There are "workarounds" to simulate that behaviour:

  • Index the field twice. In field1 you have the words tokenized (using perhaps StandardAnalyzer) and in field2 you have them all clumped up into one element (using KeywordAnalyzer). Then if you search something like :

    +(field1:word1 word2 word3) (field2:"word1 word2 word3*")

effectively telling Lucene "Documents must contain word1 or word2 or word3 in the title, and furthermore those that match "title starts with >word1 word2 word3<" are better (get higher score).

  • Add a "lucene_start_token" to the beginning of the field when indexing them such that Video2Title = Wild sea is indexed as "title:lucene_start_token Wild sea" and so on for the rest

Then do a query such that:

+(title:sea) (title:"lucene_start_token sea")

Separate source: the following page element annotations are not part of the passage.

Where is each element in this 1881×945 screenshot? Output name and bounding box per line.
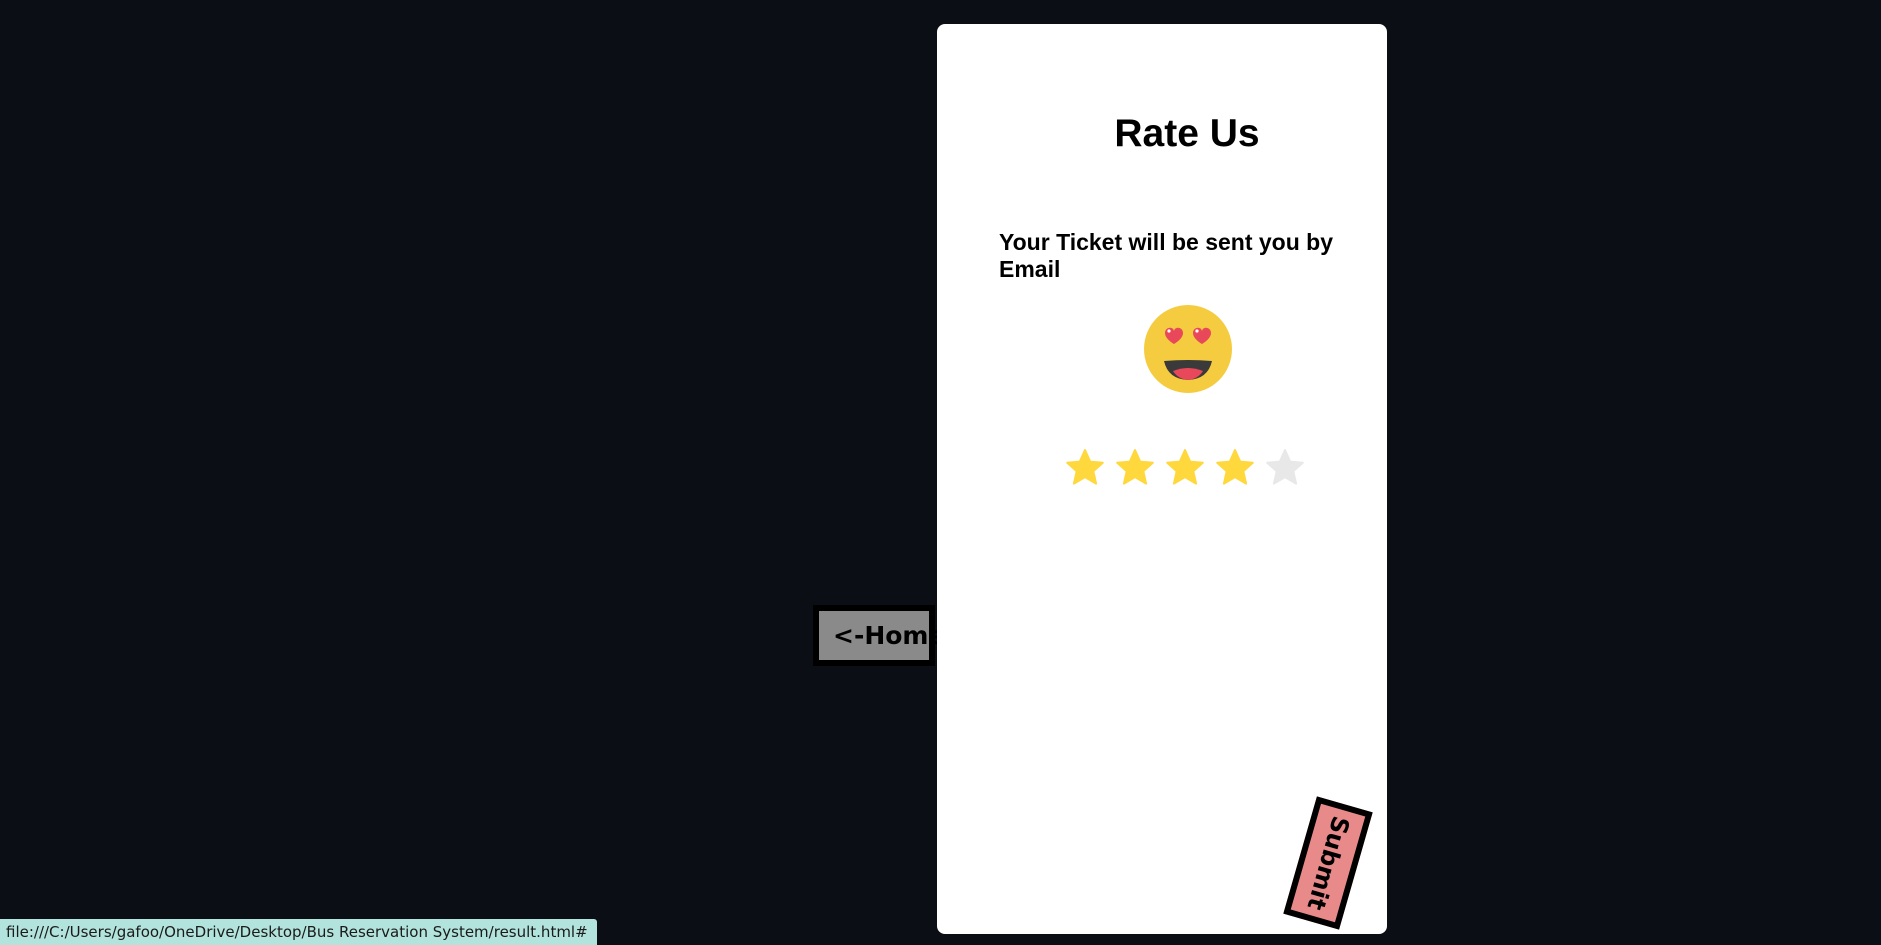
star-4-icon[interactable] (1215, 448, 1255, 488)
heart-eyes-emoji-icon (1142, 303, 1234, 395)
home-button-label: <-Home (833, 621, 946, 650)
star-1-icon[interactable] (1065, 448, 1105, 488)
star-2-icon[interactable] (1115, 448, 1155, 488)
page-title: Rate Us (1114, 112, 1260, 155)
page: <-Home Rate Us Your Ticket will be sent … (0, 0, 1881, 945)
ticket-message: Your Ticket will be sent you by Email (999, 229, 1334, 282)
star-rating (1065, 448, 1305, 492)
status-bar-url: file:///C:/Users/gafoo/OneDrive/Desktop/… (0, 919, 597, 945)
star-5-icon[interactable] (1265, 448, 1305, 488)
home-button[interactable]: <-Home (813, 605, 945, 666)
submit-button-label: Submit (1301, 812, 1355, 914)
star-3-icon[interactable] (1165, 448, 1205, 488)
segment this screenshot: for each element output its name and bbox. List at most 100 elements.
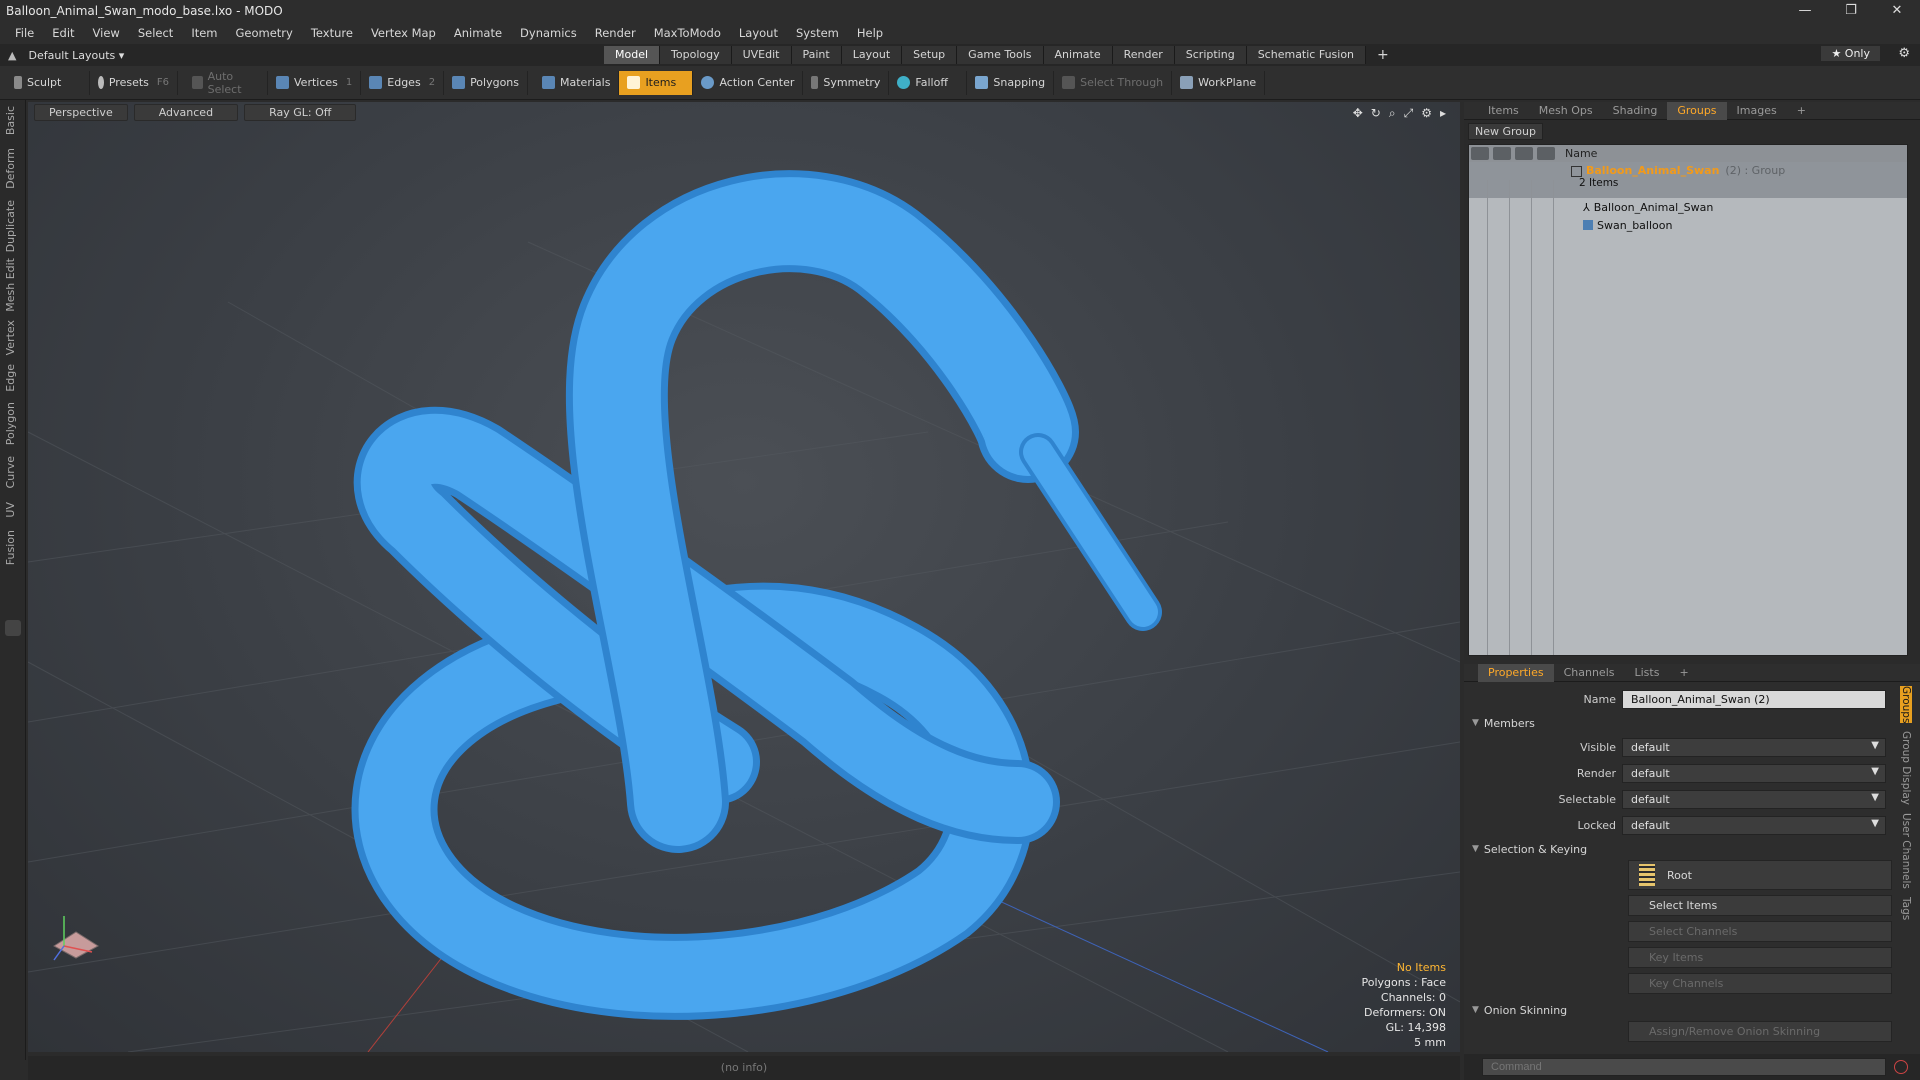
tab-images[interactable]: Images bbox=[1727, 102, 1787, 120]
tab-scripting[interactable]: Scripting bbox=[1174, 46, 1247, 64]
menu-render[interactable]: Render bbox=[586, 26, 645, 40]
pan-icon[interactable]: ✥ bbox=[1353, 106, 1363, 121]
menu-item[interactable]: Item bbox=[182, 26, 226, 40]
menu-view[interactable]: View bbox=[84, 26, 129, 40]
tab-setup[interactable]: Setup bbox=[902, 46, 958, 64]
materials-button[interactable]: Materials bbox=[534, 70, 620, 95]
selectable-dropdown[interactable]: default ▼ bbox=[1622, 789, 1886, 809]
left-tab-vertex[interactable]: Vertex bbox=[4, 320, 22, 355]
tab-model[interactable]: Model bbox=[604, 46, 661, 64]
add-tab-button[interactable]: + bbox=[1366, 46, 1400, 64]
assign-onion-button[interactable]: Assign/Remove Onion Skinning bbox=[1628, 1021, 1892, 1042]
select-channels-button[interactable]: Select Channels bbox=[1628, 921, 1892, 942]
layout-up-icon[interactable]: ▲ bbox=[8, 49, 16, 62]
eye-icon[interactable] bbox=[1471, 147, 1489, 160]
viewport-expand-icon[interactable]: ▸ bbox=[1440, 106, 1446, 121]
name-field[interactable]: Balloon_Animal_Swan (2) bbox=[1622, 689, 1886, 709]
menu-select[interactable]: Select bbox=[129, 26, 182, 40]
menu-geometry[interactable]: Geometry bbox=[227, 26, 302, 40]
menu-file[interactable]: File bbox=[6, 26, 43, 40]
3d-viewport[interactable]: Perspective Advanced Ray GL: Off ✥ ↻ ⌕ ⤢… bbox=[28, 102, 1460, 1052]
tab-properties[interactable]: Properties bbox=[1478, 663, 1554, 682]
select-items-button[interactable]: Select Items bbox=[1628, 895, 1892, 916]
maximize-button[interactable]: ❐ bbox=[1828, 0, 1874, 22]
left-tab-curve[interactable]: Curve bbox=[4, 456, 22, 488]
tab-topology[interactable]: Topology bbox=[660, 46, 732, 64]
menu-help[interactable]: Help bbox=[848, 26, 892, 40]
lock-icon[interactable] bbox=[1515, 147, 1533, 160]
tree-row-member[interactable]: Swan_balloon bbox=[1469, 216, 1907, 234]
side-tab-tags[interactable]: Tags bbox=[1900, 897, 1912, 920]
zoom-icon[interactable]: ⌕ bbox=[1389, 106, 1396, 121]
left-tab-uv[interactable]: UV bbox=[4, 502, 22, 518]
left-tab-polygon[interactable]: Polygon bbox=[4, 402, 22, 445]
tab-paint[interactable]: Paint bbox=[791, 46, 842, 64]
fit-icon[interactable]: ⤢ bbox=[1404, 106, 1414, 121]
close-button[interactable]: ✕ bbox=[1874, 0, 1920, 22]
menu-dynamics[interactable]: Dynamics bbox=[511, 26, 586, 40]
minimize-button[interactable]: — bbox=[1782, 0, 1828, 22]
tab-mesh-ops[interactable]: Mesh Ops bbox=[1529, 102, 1603, 120]
left-tab-duplicate[interactable]: Duplicate bbox=[4, 200, 22, 252]
onion-skinning-section[interactable]: ▼ Onion Skinning bbox=[1464, 999, 1920, 1021]
add-panel-tab-button[interactable]: + bbox=[1787, 102, 1816, 120]
left-tab-fusion[interactable]: Fusion bbox=[4, 530, 22, 565]
visible-dropdown[interactable]: default ▼ bbox=[1622, 737, 1886, 757]
items-button[interactable]: Items bbox=[619, 70, 694, 95]
add-properties-tab-button[interactable]: + bbox=[1669, 664, 1698, 682]
root-button[interactable]: Root bbox=[1628, 860, 1892, 890]
tab-game-tools[interactable]: Game Tools bbox=[957, 46, 1044, 64]
tree-row-member[interactable]: ⅄ Balloon_Animal_Swan bbox=[1469, 198, 1907, 216]
snapping-button[interactable]: Snapping bbox=[967, 70, 1055, 95]
key-channels-button[interactable]: Key Channels bbox=[1628, 973, 1892, 994]
menu-vertex-map[interactable]: Vertex Map bbox=[362, 26, 445, 40]
tab-schematic-fusion[interactable]: Schematic Fusion bbox=[1246, 46, 1367, 64]
symmetry-button[interactable]: Symmetry bbox=[803, 70, 890, 95]
tab-channels[interactable]: Channels bbox=[1554, 664, 1625, 682]
members-section[interactable]: ▼ Members bbox=[1464, 712, 1920, 734]
falloff-button[interactable]: Falloff bbox=[889, 70, 968, 95]
tab-items[interactable]: Items bbox=[1478, 102, 1529, 120]
viewport-settings-icon[interactable]: ⚙ bbox=[1421, 106, 1432, 121]
side-tab-groups[interactable]: Groups bbox=[1900, 686, 1912, 724]
left-panel-toggle[interactable] bbox=[5, 620, 21, 636]
render-icon[interactable] bbox=[1493, 147, 1511, 160]
shading-dropdown[interactable]: Advanced bbox=[133, 104, 239, 121]
action-center-button[interactable]: Action Center bbox=[693, 70, 804, 95]
render-dropdown[interactable]: default ▼ bbox=[1622, 763, 1886, 783]
settings-gear-icon[interactable]: ⚙ bbox=[1898, 46, 1910, 61]
tab-shading[interactable]: Shading bbox=[1603, 102, 1668, 120]
select-icon[interactable] bbox=[1537, 147, 1555, 160]
menu-system[interactable]: System bbox=[787, 26, 848, 40]
new-group-button[interactable]: New Group bbox=[1468, 123, 1543, 140]
tab-uvedit[interactable]: UVEdit bbox=[731, 46, 792, 64]
presets-button[interactable]: Presets F6 bbox=[90, 70, 178, 95]
key-items-button[interactable]: Key Items bbox=[1628, 947, 1892, 968]
menu-texture[interactable]: Texture bbox=[302, 26, 362, 40]
locked-dropdown[interactable]: default ▼ bbox=[1622, 815, 1886, 835]
tab-lists[interactable]: Lists bbox=[1625, 664, 1670, 682]
sculpt-button[interactable]: Sculpt bbox=[6, 70, 90, 95]
command-input[interactable] bbox=[1482, 1058, 1886, 1076]
tab-layout[interactable]: Layout bbox=[841, 46, 903, 64]
side-tab-group-display[interactable]: Group Display bbox=[1900, 731, 1912, 805]
menu-layout[interactable]: Layout bbox=[730, 26, 787, 40]
select-through-button[interactable]: Select Through bbox=[1054, 70, 1173, 95]
menu-edit[interactable]: Edit bbox=[43, 26, 83, 40]
edges-button[interactable]: Edges 2 bbox=[361, 70, 445, 95]
vertices-button[interactable]: Vertices 1 bbox=[268, 70, 362, 95]
tab-animate[interactable]: Animate bbox=[1043, 46, 1113, 64]
left-tab-deform[interactable]: Deform bbox=[4, 148, 22, 189]
left-tab-mesh-edit[interactable]: Mesh Edit bbox=[4, 258, 22, 312]
raygl-dropdown[interactable]: Ray GL: Off bbox=[244, 104, 357, 121]
selection-keying-section[interactable]: ▼ Selection & Keying bbox=[1464, 838, 1920, 860]
tree-row-group[interactable]: Balloon_Animal_Swan (2) : Group 2 Items bbox=[1469, 162, 1907, 198]
menu-maxtomodo[interactable]: MaxToModo bbox=[645, 26, 730, 40]
view-type-dropdown[interactable]: Perspective bbox=[34, 104, 128, 121]
auto-select-button[interactable]: Auto Select bbox=[184, 70, 268, 96]
layout-preset-dropdown[interactable]: Default Layouts ▾ bbox=[28, 49, 124, 62]
workplane-button[interactable]: WorkPlane bbox=[1172, 70, 1266, 95]
command-history-icon[interactable] bbox=[1894, 1060, 1908, 1074]
tab-groups[interactable]: Groups bbox=[1667, 101, 1727, 120]
name-column-header[interactable]: Name bbox=[1565, 147, 1597, 160]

and having Lucene return all documents which contain my search word(s) in the title and also give a better score on those who matched "lucene_start_token+search words"

My question is then, are there indeed better ways to do this (maybe using PhraseQuery and Term position)? If not, which of the above is better perfromance-wise?

回答1:

You can use Lucene Payloads for that. You can give custom boost for every term of the field value.

So, when you index your titles you can start using a boost factor of 3 (for example):

title: wild|3.0 creatures|2.5 blue|2.0 sea|1.5

title: sea|3.0 creatures|2.5

Indexing this way you are boosting nearest terms to the start of title.

The main problem using this approach is you have to tokenize by yourself and add all this boost information "manually" as the Analyzer needs the text structured that way (term1|1.1 term2|3.0 term3).



回答2:

What you could do is index the title and each token separately, e.g. text wild deep blue endless sea would be indexed like:

title: wild deep blue endless sea
t1: wild
t2: deep
t3: blue
t4: endless
t5: sea

Then if someone queries "wild deep", the query would be rewritten into

title:"wild deep" OR (t1:wild AND t2:deep)

This way you will always find all matching documents (if they match title) but matching t1..tN tokens will score the relevant documents higher.